Victor Hugo, Les Voix Intérieures, A Albert Durer


Dans les vieilles forêts où la sève à grands flots
Court du fût noir de l'aulne au tronc blanc des bouleaux,
Bien des fois, n'est-ce pas ? à travers la clairière,
Pâle, effaré, n'osant regarder en arrière,
Tu t'es hâté, tremblant et d'un pas convulsif,
Ô mon maître Albert Dure, ô vieux peintre pensif !


On devine, devant tes tableaux qu'on vénère,
Que dans les noirs taillis ton œil visionnaire
Voyait distinctement, par l'ombre recouverts,
Le faune aux doigts palmés, le sylvain aux yeux verts,
Pan, qui revêt de fleurs l'antre où tu te recueilles,
Et l'antique dryade aux mains pleines de feuilles.

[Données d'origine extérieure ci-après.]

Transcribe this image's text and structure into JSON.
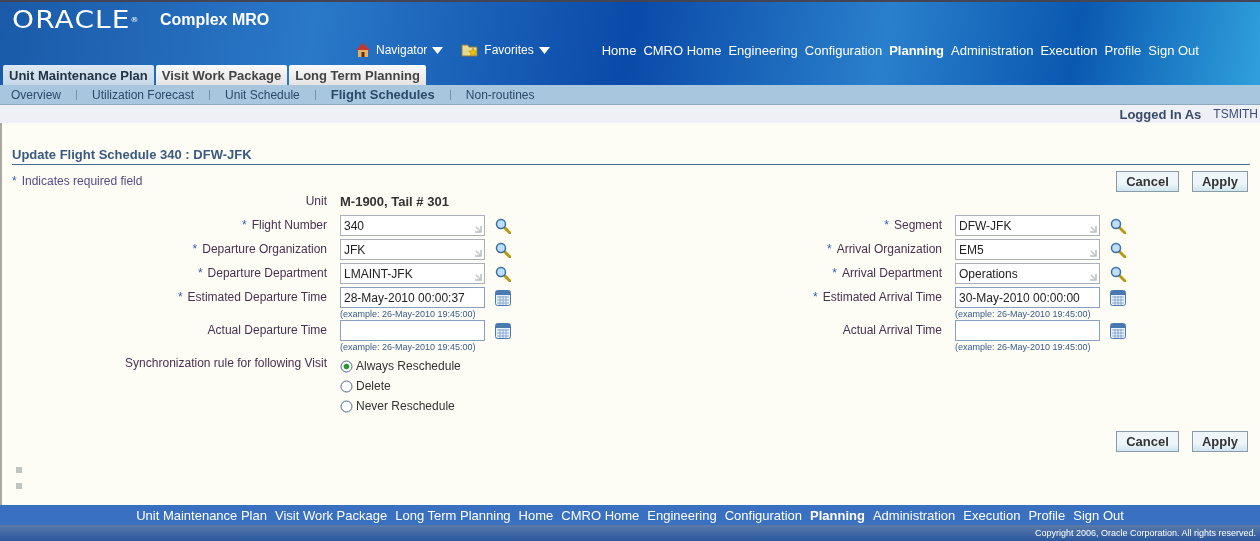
{
  "header": {
    "logo": "ORACLE",
    "logo_mark": "®",
    "app_title": "Complex MRO",
    "menus": [
      {
        "label": "Navigator",
        "kind": "home"
      },
      {
        "label": "Favorites",
        "kind": "folder"
      }
    ],
    "global_links": [
      {
        "label": "Home",
        "selected": false
      },
      {
        "label": "CMRO Home",
        "selected": false
      },
      {
        "label": "Engineering",
        "selected": false
      },
      {
        "label": "Configuration",
        "selected": false
      },
      {
        "label": "Planning",
        "selected": true
      },
      {
        "label": "Administration",
        "selected": false
      },
      {
        "label": "Execution",
        "selected": false
      },
      {
        "label": "Profile",
        "selected": false
      },
      {
        "label": "Sign Out",
        "selected": false
      }
    ]
  },
  "tabs": [
    {
      "label": "Unit Maintenance Plan",
      "selected": true
    },
    {
      "label": "Visit Work Package",
      "selected": false
    },
    {
      "label": "Long Term Planning",
      "selected": false
    }
  ],
  "subtabs": [
    {
      "label": "Overview",
      "selected": false
    },
    {
      "label": "Utilization Forecast",
      "selected": false
    },
    {
      "label": "Unit Schedule",
      "selected": false
    },
    {
      "label": "Flight Schedules",
      "selected": true
    },
    {
      "label": "Non-routines",
      "selected": false
    }
  ],
  "user": {
    "label": "Logged In As",
    "name": "TSMITH"
  },
  "page": {
    "title": "Update Flight Schedule 340 : DFW-JFK",
    "required_note": {
      "mark": "*",
      "text": "Indicates required field"
    },
    "buttons": [
      "Cancel",
      "Apply"
    ],
    "unit": {
      "label": "Unit",
      "value": "M-1900, Tail # 301"
    },
    "left_fields": [
      {
        "kind": "lov",
        "mark": "*",
        "label": "Flight Number",
        "value": "340"
      },
      {
        "kind": "lov",
        "mark": "*",
        "label": "Departure Organization",
        "value": "JFK"
      },
      {
        "kind": "lov",
        "mark": "*",
        "label": "Departure Department",
        "value": "LMAINT-JFK"
      },
      {
        "kind": "date",
        "mark": "*",
        "label": "Estimated Departure Time",
        "value": "28-May-2010 00:00:37",
        "hint": "(example: 26-May-2010 19:45:00)"
      },
      {
        "kind": "date",
        "label": "Actual Departure Time",
        "hint": "(example: 26-May-2010 19:45:00)"
      }
    ],
    "right_fields": [
      {
        "kind": "lov",
        "mark": "*",
        "label": "Segment",
        "value": "DFW-JFK"
      },
      {
        "kind": "lov",
        "mark": "*",
        "label": "Arrival Organization",
        "value": "EM5"
      },
      {
        "kind": "lov",
        "mark": "*",
        "label": "Arrival Department",
        "value": "Operations"
      },
      {
        "kind": "date",
        "mark": "*",
        "label": "Estimated Arrival Time",
        "value": "30-May-2010 00:00:00",
        "hint": "(example: 26-May-2010 19:45:00)"
      },
      {
        "kind": "date",
        "label": "Actual Arrival Time",
        "hint": "(example: 26-May-2010 19:45:00)"
      }
    ],
    "sync": {
      "label": "Synchronization rule for following Visit",
      "options": [
        {
          "label": "Always Reschedule",
          "selected": true
        },
        {
          "label": "Delete",
          "selected": false
        },
        {
          "label": "Never Reschedule",
          "selected": false
        }
      ]
    },
    "bottom_buttons": [
      "Cancel",
      "Apply"
    ]
  },
  "footer": {
    "links": [
      {
        "label": "Unit Maintenance Plan",
        "selected": false
      },
      {
        "label": "Visit Work Package",
        "selected": false
      },
      {
        "label": "Long Term Planning",
        "selected": false
      },
      {
        "label": "Home",
        "selected": false
      },
      {
        "label": "CMRO Home",
        "selected": false
      },
      {
        "label": "Engineering",
        "selected": false
      },
      {
        "label": "Configuration",
        "selected": false
      },
      {
        "label": "Planning",
        "selected": true
      },
      {
        "label": "Administration",
        "selected": false
      },
      {
        "label": "Execution",
        "selected": false
      },
      {
        "label": "Profile",
        "selected": false
      },
      {
        "label": "Sign Out",
        "selected": false
      }
    ],
    "copyright": "Copyright 2006, Oracle Corporation. All rights reserved."
  }
}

Une forêt pour toi, c'est un monde hideux.
Le songe et le réel s'y mêlent tous les deux.
Là se penchent rêveurs les vieux pins, les grands ormes
Dont les rameaux tordus font cent coudes difformes,
Et dans ce groupe sombre agité par le vent,
Rien n'est tout à fait mort ni tout à fait vivant.
Le cresson boit ; l'eau court ; les frênes sur les pentes,
Sous la broussaille horrible et les ronces grimpantes,
Contractent lentement leurs pieds noueux et noirs.
Les fleurs au cou de cygne ont les lacs pour miroirs ;
Et sur vous qui passez et l'avez réveillée,
Mainte chimère étrange à la gorge écaillée,
D'un arbre entre ses doigts serrant les larges nœuds,
Du fond d'un antre obscur fixe un œil lumineux.
Ô végétation ! esprit ! matière ! force !
Couverte de peau rude ou de vivante écorce !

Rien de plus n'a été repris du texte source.